Quinze jours en Dordogne

Le 16 Juillet de l'an de grâce 1987, le train de Bordeaux dans lequel je me trouvais s'arrêta en gare de Libourne, où Pierre et Marc m'ont descendu sur le quai avec mes bagages ; ils me conduisirent au bar de la gare. Là, Annick nous attendait en compagnie des Dédés et de Sylvain. Nous sommes partis pour Pomport, petit village où était la maison qui nous hébergea pendant ces quinze jours. Je fis la connaissance de Valérie, de Michèle, de Monique qui venait d'Aubagne près de Marseille, et des enfants.

Le lendemain, nous sommes allés dans le vieux Bergerac, avec ses maisons restaurées. On s'aperçoit que la Dordogne est une région de vigne car il y a à chaque pas une maison du vin...

Un autre jour, nous avons visité le beau petit château de Monbazillac, dans ses célèbres vignes. On a vu la chambre de la vicomtesse ; sa femme de chambre dormait dans une sorte de placard étroit. On se demande comment un être humain pouvait se tenir la dedans. Vivement 1789 !

Malheureusement, le beau temps n'était pas avec nous ; le soleil boudait derrière les nuages gris. Une fois, on était partis pour voir le zoo des Eyzies de Tayac. Marc, Valérie, Sylvain et Annick faisaient le trajet en moto. Il se mit à pleuvoir à torrents et nos motards trempés s'arrêtèrent. Cela apporta ( si je puis dire) de l'eau au moulin de Michèle qui déteste la moto. Un petit bout de ciel bleu et un rayon de soleil apparurent. Alors je dis à Pierre : "je commence à croire aux miracles !" A peine avais-je fini cette plaisanterie que la pluie se remit à tomber.... La visite du gouffre de Proumeyssac tomba à l'eau, elle aussi.

Le temps ne nous a jamais empêché de bien rigoler et de sortir chaque après-midi. Un jour, nous avons décidé d'aller à Rouffignac pour nous lancer sur les traces de nos lointains ancêtres dans leur grotte. Pour parcourir les galeries, il y a un petit train. L'employée qui s'occupait de l'embarquement nous fit aimablement monter les premiers. Des animaux sont gravés sur la roche des parois (un cheval, des rhinocéros, des bouquetins et des mammouths). Cette grotte a servi de repaire pendant longtemps aux ours des cavernes.

Malheureusement, des vandales ont cru bon d'écrire leur prénom et les dates de leur passage à côté et même sur les précieux dessins préhistoriques.

En Dordogne, le terrain est très accidenté, et il y a de jolis paysages. Le charmant village de Monpazier refait ses maisons tout en gardant le style de la région.

Un soir, nous avons dîné au restaurant. J'ai savouré du foie gras et du confit de canard, spécialités du Sud-Ouest. J'ai remarqué que dans les régions où il y a de bons vins, on mange très bien.

Une autre fois, nous avons fait une promenade sur la Dordogne à Bergerac. Cette rivière est assez large et forme avec la Garonne la Gironde.
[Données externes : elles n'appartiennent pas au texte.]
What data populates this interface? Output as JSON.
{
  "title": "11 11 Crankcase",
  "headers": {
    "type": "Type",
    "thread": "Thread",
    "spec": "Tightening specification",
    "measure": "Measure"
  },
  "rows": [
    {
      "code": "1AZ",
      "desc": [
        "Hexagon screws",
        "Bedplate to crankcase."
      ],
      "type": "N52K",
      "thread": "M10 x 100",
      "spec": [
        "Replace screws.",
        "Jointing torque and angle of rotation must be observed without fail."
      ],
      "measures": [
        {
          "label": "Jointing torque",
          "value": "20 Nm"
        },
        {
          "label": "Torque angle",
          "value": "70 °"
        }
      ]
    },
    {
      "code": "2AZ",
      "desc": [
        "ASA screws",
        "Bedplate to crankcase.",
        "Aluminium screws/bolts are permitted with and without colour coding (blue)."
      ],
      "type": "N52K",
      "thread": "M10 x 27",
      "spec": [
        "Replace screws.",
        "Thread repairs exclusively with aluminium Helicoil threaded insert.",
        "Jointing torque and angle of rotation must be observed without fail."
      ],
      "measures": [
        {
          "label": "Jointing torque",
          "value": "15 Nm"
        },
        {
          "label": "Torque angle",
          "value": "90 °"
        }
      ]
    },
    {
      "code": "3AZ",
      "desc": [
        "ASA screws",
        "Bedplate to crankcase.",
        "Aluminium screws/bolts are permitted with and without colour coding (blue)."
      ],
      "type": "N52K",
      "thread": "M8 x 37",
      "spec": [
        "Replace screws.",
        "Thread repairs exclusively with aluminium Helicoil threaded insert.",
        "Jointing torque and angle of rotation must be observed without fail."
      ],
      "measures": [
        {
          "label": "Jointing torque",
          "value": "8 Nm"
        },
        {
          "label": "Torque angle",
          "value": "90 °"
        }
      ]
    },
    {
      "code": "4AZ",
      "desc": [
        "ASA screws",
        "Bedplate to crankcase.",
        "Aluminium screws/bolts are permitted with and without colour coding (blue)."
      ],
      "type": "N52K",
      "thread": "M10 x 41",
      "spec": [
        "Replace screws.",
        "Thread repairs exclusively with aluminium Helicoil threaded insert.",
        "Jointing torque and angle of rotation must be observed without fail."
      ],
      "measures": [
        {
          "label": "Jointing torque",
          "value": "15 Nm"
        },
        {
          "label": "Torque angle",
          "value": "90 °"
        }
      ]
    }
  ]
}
La veille de la fin des vacances, nous avons fait une virée à Bordeaux chez Paula, qui nous a servi de guide à travers la ville. Nous sommes passés deux fois en voiture près de la grosse cloche. On a traversé à pied ou en fauteuil roulant la place où se trouve le monument aux Girondins. Bordeaux a paraît-il la plus longue rue piétonne de France. Entourés de badauds, les musiciens Péruviens jouaient des airs de leur pays. Dans la foule, Michèle se fit piquer son porte-monnaie sur l'air de El Condor Passa.

Le lendemain, c'était le 31, la fin des vacances. Je pris congé de mes nouveaux amis, et Pierre me conduisit à la gare de Bergerac, où je repris le train avec dans la tête plein de bons souvenirs.